TDA I, II snagged by GTSI, Win

Government Technology Services Inc. is the apparent new winner of Treasury Department Acquisition I (TDA I), a two-year contract to supply desktop systems to Treasury users.

The Internal Revenue Service, which ran the procurement, selected GTSI over Electronic Data Systems Corp., which originally won the contract last year but had its award overturned by the General Services Administration's Board of Contract Appeals. Zenith Data Systems, Win Laboratories Ltd. and Concept Automation Inc. also competed for the pact.

GTSI must pass an operational capability demonstration, which is scheduled for today, before it can be awarded the contract. The likely value of the buy was unavailable last week, but the EDS contract was priced at a maximum of $41 million.

The contract is expected to be signed later this month. EDS spokesman Wayne Porter said his company had not yet decided whether it would protest the award.

Also last month, the IRS awarded a second office automation pact, the 8(a) set-aside portion of Treasury Department Acquisition II, to Win Labs for a maximum of $116 million.

Win Labs will supply its own Intel Corp. 486- and Pentium-based microcomputers and notebooks, as well as office automation software, to the department.

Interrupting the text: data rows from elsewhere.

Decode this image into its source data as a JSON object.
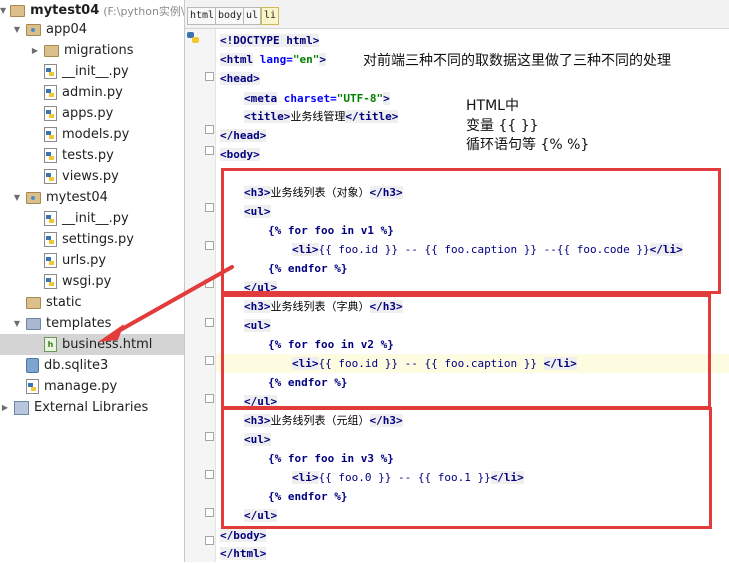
{
  "tree": {
    "project": "mytest04",
    "project_path": "(F:\\python实例\\m",
    "items": [
      {
        "label": "app04",
        "icon": "package-folder-icon"
      },
      {
        "label": "migrations",
        "icon": "folder-icon"
      },
      {
        "label": "__init__.py",
        "icon": "python-file-icon"
      },
      {
        "label": "admin.py",
        "icon": "python-file-icon"
      },
      {
        "label": "apps.py",
        "icon": "python-file-icon"
      },
      {
        "label": "models.py",
        "icon": "python-file-icon"
      },
      {
        "label": "tests.py",
        "icon": "python-file-icon"
      },
      {
        "label": "views.py",
        "icon": "python-file-icon"
      },
      {
        "label": "mytest04",
        "icon": "package-folder-icon"
      },
      {
        "label": "__init__.py",
        "icon": "python-file-icon"
      },
      {
        "label": "settings.py",
        "icon": "python-file-icon"
      },
      {
        "label": "urls.py",
        "icon": "python-file-icon"
      },
      {
        "label": "wsgi.py",
        "icon": "python-file-icon"
      },
      {
        "label": "static",
        "icon": "folder-icon"
      },
      {
        "label": "templates",
        "icon": "templates-folder-icon"
      },
      {
        "label": "business.html",
        "icon": "html-file-icon"
      },
      {
        "label": "db.sqlite3",
        "icon": "database-file-icon"
      },
      {
        "label": "manage.py",
        "icon": "python-file-icon"
      },
      {
        "label": "External Libraries",
        "icon": "library-icon"
      }
    ]
  },
  "breadcrumbs": [
    "html",
    "body",
    "ul",
    "li"
  ],
  "code": {
    "l1": "<!DOCTYPE html>",
    "l2_tag": "<html",
    "l2_attr": " lang=",
    "l2_str": "\"en\"",
    "l2_end": ">",
    "l3": "<head>",
    "l4_tag": "<meta",
    "l4_attr": " charset=",
    "l4_str": "\"UTF-8\"",
    "l4_end": ">",
    "l5_open": "<title>",
    "l5_text": "业务线管理",
    "l5_close": "</title>",
    "l6": "</head>",
    "l7": "<body>",
    "l8_open": "<h3>",
    "l8_text": "业务线列表（对象）",
    "l8_close": "</h3>",
    "ul_open": "<ul>",
    "for1": "{% for foo in v1 %}",
    "li_open": "<li>",
    "li1_body": "{{ foo.id }} -- {{ foo.caption }} --{{ foo.code }}",
    "li_close": "</li>",
    "endfor": "{% endfor %}",
    "ul_close": "</ul>",
    "h3b_text": "业务线列表（字典）",
    "for2": "{% for foo in v2 %}",
    "li2_body": "{{ foo.id }} -- {{ foo.caption }} ",
    "h3c_text": "业务线列表（元组）",
    "for3": "{% for foo in v3 %}",
    "li3_body": "{{ foo.0 }} -- {{ foo.1 }}",
    "body_close": "</body>",
    "html_close": "</html>"
  },
  "notes": {
    "top": "对前端三种不同的取数据这里做了三种不同的处理",
    "html_title": "HTML中",
    "variable": "变量  {{ }}",
    "loop": "循环语句等 {%   %}"
  },
  "colors": {
    "annotation_red": "#e23b3b",
    "selected_row": "#d4d4d4",
    "current_line": "#fdfbe0"
  }
}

Jim Williams, the IRS' deputy assistant commissioner for procurement, said he does not expect the Win Labs award to be protested.

Once the deals are completed, Treasury users will have three office automation contracts to choose from. In addition to GTSI and Win Labs, Concept Automation holds a similar $109 million contract. Mark Magnussen, director of business development for Win Labs, said that although the TDA II award is one of the largest his company has won, the competition means it is unlikely any vendor will earn the maximum revenue from the pacts.

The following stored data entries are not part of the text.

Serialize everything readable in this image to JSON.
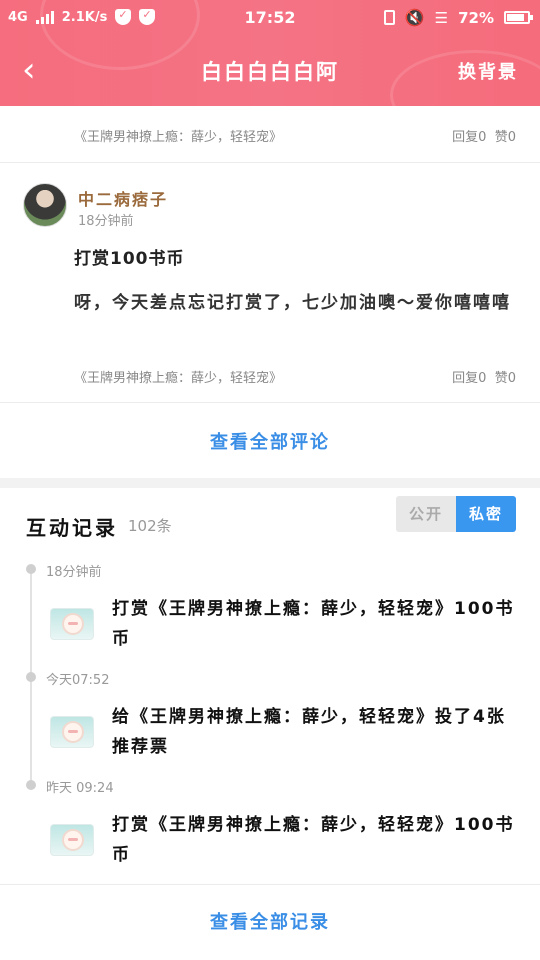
{
  "status_bar": {
    "network": "4G",
    "speed": "2.1K/s",
    "time": "17:52",
    "battery": "72%"
  },
  "header": {
    "title": "白白白白白阿",
    "change_bg": "换背景"
  },
  "comments": [
    {
      "book": "《王牌男神撩上瘾：薛少，轻轻宠》",
      "replies": "回复0",
      "likes": "赞0"
    },
    {
      "username": "中二病痞子",
      "time": "18分钟前",
      "line1": "打赏100书币",
      "line2": "呀，今天差点忘记打赏了，七少加油噢～爱你嘻嘻嘻",
      "book": "《王牌男神撩上瘾：薛少，轻轻宠》",
      "replies": "回复0",
      "likes": "赞0"
    }
  ],
  "view_all_comments": "查看全部评论",
  "interactions": {
    "title": "互动记录",
    "count": "102条",
    "toggle_public": "公开",
    "toggle_private": "私密",
    "items": [
      {
        "time": "18分钟前",
        "text": "打赏《王牌男神撩上瘾：薛少，轻轻宠》100书币"
      },
      {
        "time": "今天07:52",
        "text": "给《王牌男神撩上瘾：薛少，轻轻宠》投了4张推荐票"
      },
      {
        "time": "昨天 09:24",
        "text": "打赏《王牌男神撩上瘾：薛少，轻轻宠》100书币"
      }
    ]
  },
  "view_all_records": "查看全部记录",
  "colors": {
    "header": "#f47384",
    "link": "#3a8ee6",
    "toggle_active": "#3a97f0",
    "username": "#9a6a3c"
  }
}
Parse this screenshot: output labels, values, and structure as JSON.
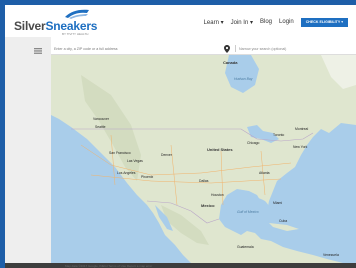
{
  "brand": {
    "name_part1": "Silver",
    "name_part2": "Sneakers",
    "tagline": "BY TIVITY HEALTH"
  },
  "nav": {
    "learn": "Learn",
    "join_in": "Join In",
    "blog": "Blog",
    "login": "Login",
    "cta": "CHECK ELIGIBILITY"
  },
  "search": {
    "location_placeholder": "Enter a city, a ZIP code or a full address",
    "keyword_placeholder": "Narrow your search (optional)"
  },
  "map": {
    "labels": {
      "canada": "Canada",
      "united_states": "United States",
      "mexico": "Mexico",
      "gulf": "Gulf of Mexico",
      "cuba": "Cuba",
      "vancouver": "Vancouver",
      "seattle": "Seattle",
      "san_francisco": "San Francisco",
      "las_vegas": "Las Vegas",
      "los_angeles": "Los Angeles",
      "phoenix": "Phoenix",
      "denver": "Denver",
      "dallas": "Dallas",
      "houston": "Houston",
      "chicago": "Chicago",
      "toronto": "Toronto",
      "montreal": "Montreal",
      "new_york": "New York",
      "atlanta": "Atlanta",
      "miami": "Miami",
      "hudson_bay": "Hudson Bay",
      "venezuela": "Venezuela",
      "guatemala": "Guatemala"
    }
  },
  "colors": {
    "brand_blue": "#1e6fc1",
    "outer_border": "#1e5ea8",
    "water": "#a9cdea",
    "land": "#dfe6cf",
    "footer": "#3d3d3d"
  },
  "footer": {
    "text": "Map data ©2017 Google, INEGI  Terms of Use  Report a map error"
  }
}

"It's going to be a marketing effort on everyone's part," he said. "We've got a license to sell."

In the TDA I competition, ZDS, GTSI and Win Labs successfully argued that the IRS had improperly scored the EDS offer. All parties agreed that a new source-selection committee should re-evaluate the offers.

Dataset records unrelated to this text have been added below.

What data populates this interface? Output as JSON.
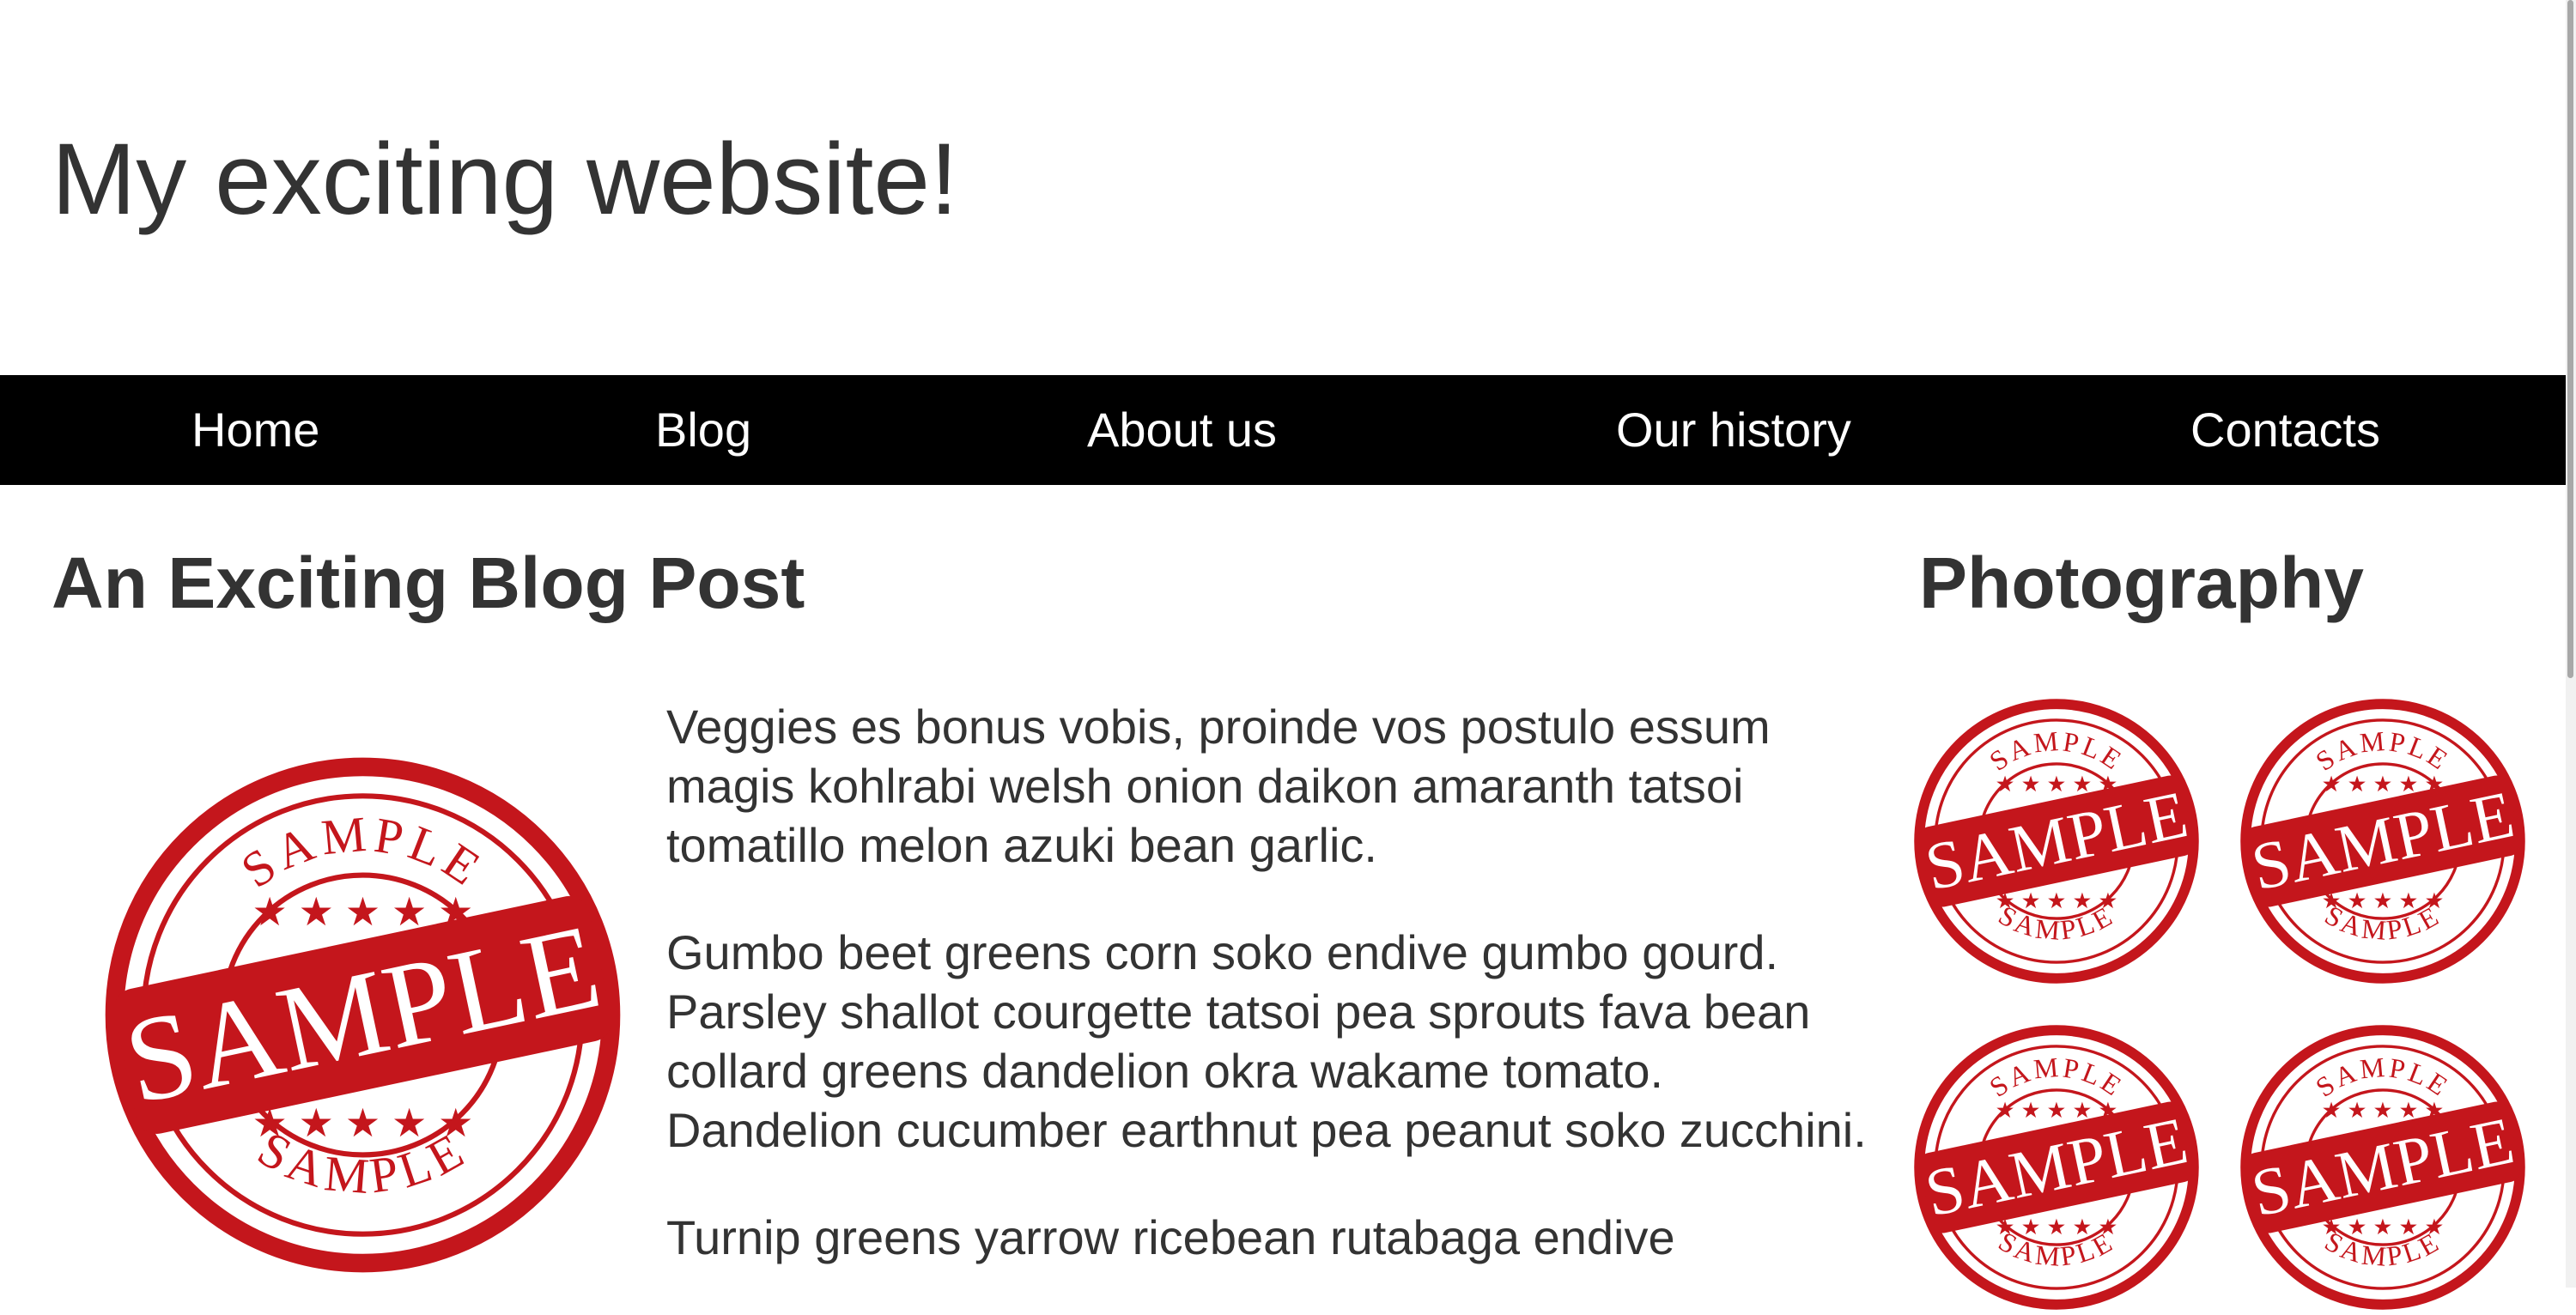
{
  "header": {
    "title": "My exciting website!"
  },
  "nav": {
    "items": [
      {
        "label": "Home"
      },
      {
        "label": "Blog"
      },
      {
        "label": "About us"
      },
      {
        "label": "Our history"
      },
      {
        "label": "Contacts"
      }
    ]
  },
  "post": {
    "title": "An Exciting Blog Post",
    "image_text": "SAMPLE",
    "paragraphs": [
      "Veggies es bonus vobis, proinde vos postulo essum magis kohlrabi welsh onion daikon amaranth tatsoi tomatillo melon azuki bean garlic.",
      "Gumbo beet greens corn soko endive gumbo gourd. Parsley shallot courgette tatsoi pea sprouts fava bean collard greens dandelion okra wakame tomato. Dandelion cucumber earthnut pea peanut soko zucchini.",
      "Turnip greens yarrow ricebean rutabaga endive"
    ]
  },
  "sidebar": {
    "title": "Photography",
    "photos": [
      {
        "text": "SAMPLE"
      },
      {
        "text": "SAMPLE"
      },
      {
        "text": "SAMPLE"
      },
      {
        "text": "SAMPLE"
      }
    ]
  },
  "colors": {
    "nav_background": "#000000",
    "nav_text": "#ffffff",
    "text": "#333333",
    "stamp_red": "#c4161c"
  }
}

Bob Dornan, senior vice president of Federal Sources Inc., said the pending abolition of GSBCA's jurisdiction over bid protests means such rulings are unlikely to occur in the future.

Protesting before the General Accounting Office, where all such claims are likely to be heard in the future, vendors have "virtually zero chance of prevailing," he said. "That kind of nuance just won't come up anymore."